Situações envolvendo arquivos virtuais estão se tornando comuns e desafiam a Justiça, já que ainda não existe solução regulamentada
 
Redes sociais, e-mails, arquivos de música, filmes, fotos e moedas virtuais. A quem é reservado o direto de acesso a essas informações de pessoas que já morreram?
 
Apesar de ainda não haver uma solução regulamentada em relação ao assunto, a Justiça já tem decisões referentes a pedidos relacionados com herança digital. No País, dois casos foram julgados pela Justiça de Minas Gerais e do Mato Grosso do Sul.
 
Em Minas, uma mãe que pedia para ter acesso aos dados da filha morta arquivados em uma conta virtual teve o pedido negado.
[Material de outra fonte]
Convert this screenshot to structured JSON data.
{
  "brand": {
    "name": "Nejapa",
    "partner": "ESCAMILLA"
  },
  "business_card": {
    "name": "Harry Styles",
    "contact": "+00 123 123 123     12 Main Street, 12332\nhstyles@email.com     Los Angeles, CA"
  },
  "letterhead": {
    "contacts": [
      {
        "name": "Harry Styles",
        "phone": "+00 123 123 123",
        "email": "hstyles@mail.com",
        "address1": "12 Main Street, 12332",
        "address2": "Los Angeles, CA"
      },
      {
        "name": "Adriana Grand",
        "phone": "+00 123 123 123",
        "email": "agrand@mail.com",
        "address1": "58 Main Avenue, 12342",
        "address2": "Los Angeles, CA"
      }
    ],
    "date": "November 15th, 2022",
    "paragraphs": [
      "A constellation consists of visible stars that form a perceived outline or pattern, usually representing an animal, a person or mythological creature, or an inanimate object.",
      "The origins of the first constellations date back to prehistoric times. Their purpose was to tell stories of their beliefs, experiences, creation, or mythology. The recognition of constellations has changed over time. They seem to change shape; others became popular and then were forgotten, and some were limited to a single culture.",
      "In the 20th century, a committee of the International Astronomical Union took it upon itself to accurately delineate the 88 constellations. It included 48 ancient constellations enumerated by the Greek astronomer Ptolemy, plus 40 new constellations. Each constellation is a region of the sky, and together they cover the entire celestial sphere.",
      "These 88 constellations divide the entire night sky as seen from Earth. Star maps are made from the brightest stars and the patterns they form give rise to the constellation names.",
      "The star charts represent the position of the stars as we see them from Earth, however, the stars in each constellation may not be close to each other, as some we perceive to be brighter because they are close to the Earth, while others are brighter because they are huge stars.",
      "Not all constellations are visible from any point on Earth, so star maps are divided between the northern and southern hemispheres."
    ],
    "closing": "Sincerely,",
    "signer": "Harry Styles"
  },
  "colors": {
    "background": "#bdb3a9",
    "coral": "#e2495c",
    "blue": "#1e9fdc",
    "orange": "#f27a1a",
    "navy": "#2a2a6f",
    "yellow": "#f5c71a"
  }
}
Em sua decisão, o magistrado considerou que a mãe teria acesso às informações de terceiros.
 
Já no Mato Grosso do Sul, um pedido de uma mãe para apagar o perfil da filha que morreu foi atendido. O Tribunal de Justiça do Espírito Santo (TJ/ES) não soube informar se há algum processo referente ao assunto no Estado.
 
A reportagem conversou com alguns juízes que explicaram que ainda não tinham se deparado com uma situação como essa no Espírito Santo. Eles reconheceram que é algo que precisa ser pensado, já que tende a ser cada vez mais comum.
 
O advogado Gustavo Varella reforçou que não há uma regulamentação sobre herança digital, mas deixou claro que, em vida, o cidadão pode indicar alguém para poder acessar esse conteúdo.
 
Se a pessoa que morreu não tiver indicado herdeiro no campo disponível para isso em algumas redes sociais e nem tiver deixado testamento, não tem como fugir dos mecanismos atuais. “Nesses casos, a família que quer ter acesso à herança digital deve entrar com uma ordem judicial para isso”, explicou.
 
O Facebook já disponibiliza a opção de “Seu contato herdeiro”. Contudo, o doutorando em Ciências da Computação pela Ufes, Marcello Novaes, acredita que as pessoas podem ter receio de indicar um herdeiro digital, em um primeiro momento, até estarem esclarecidas sobre o processo para que este herdeiro tenha acesso às suas contas.
 
Em relação ao dinheiro virtual, o investidor e consultor do Libertas Bank, assessoria especializada em finanças digitais em Vitória, Daniel Herkenhoff, disse que em algumas situações será impossível deixar as moedas virtuais como herança.
 
Falta consenso sobre o que pode ou não ser acessado
 
Ainda não há consenso sobre o que pode ou não ser considerada herança digital e o assunto divide especialistas em busca de respostas. Por um lado, há quem defenda que é todo conteúdo de contas ou arquivos digitais, independente do valor econômico. Por outro, há quem acredite que somente os conteúdos que têm valor econômico possam ser herdados.
 
Dessa forma, é discutido, por exemplo, se o herdeiro poderia ter acesso às mensagens de WhatsApp e às conversas no Facebook, cuja página não seja comercial, além de vídeos de conversa no Skype, da pessoa que morreu. A preocupação é para que não sejam desrespeitados os direitos do morto, como o direito à intimidade e à dignidade.
 
O advogado Flávio Fabiano afirma que da mesma forma como existe um inventariante do patrimônio material, deveria haver um inventariante do patrimônio imaterial.
 
“Acredito que como herança digital deve ser considerado o conteúdo digital que tem valor econômico ou comercial. Se não tem, não deve ser utilizado, sob pena de multa e ação penal por desrespeito à intimidade e à dignidade do morto”, defendeu.
 
Ele lembrou que a exceção seria em caso de crime. Em uma situação, por exemplo, em que a morte fosse consequência de crime. Nesses casos ele defende que a informação seja acessada judicialmente.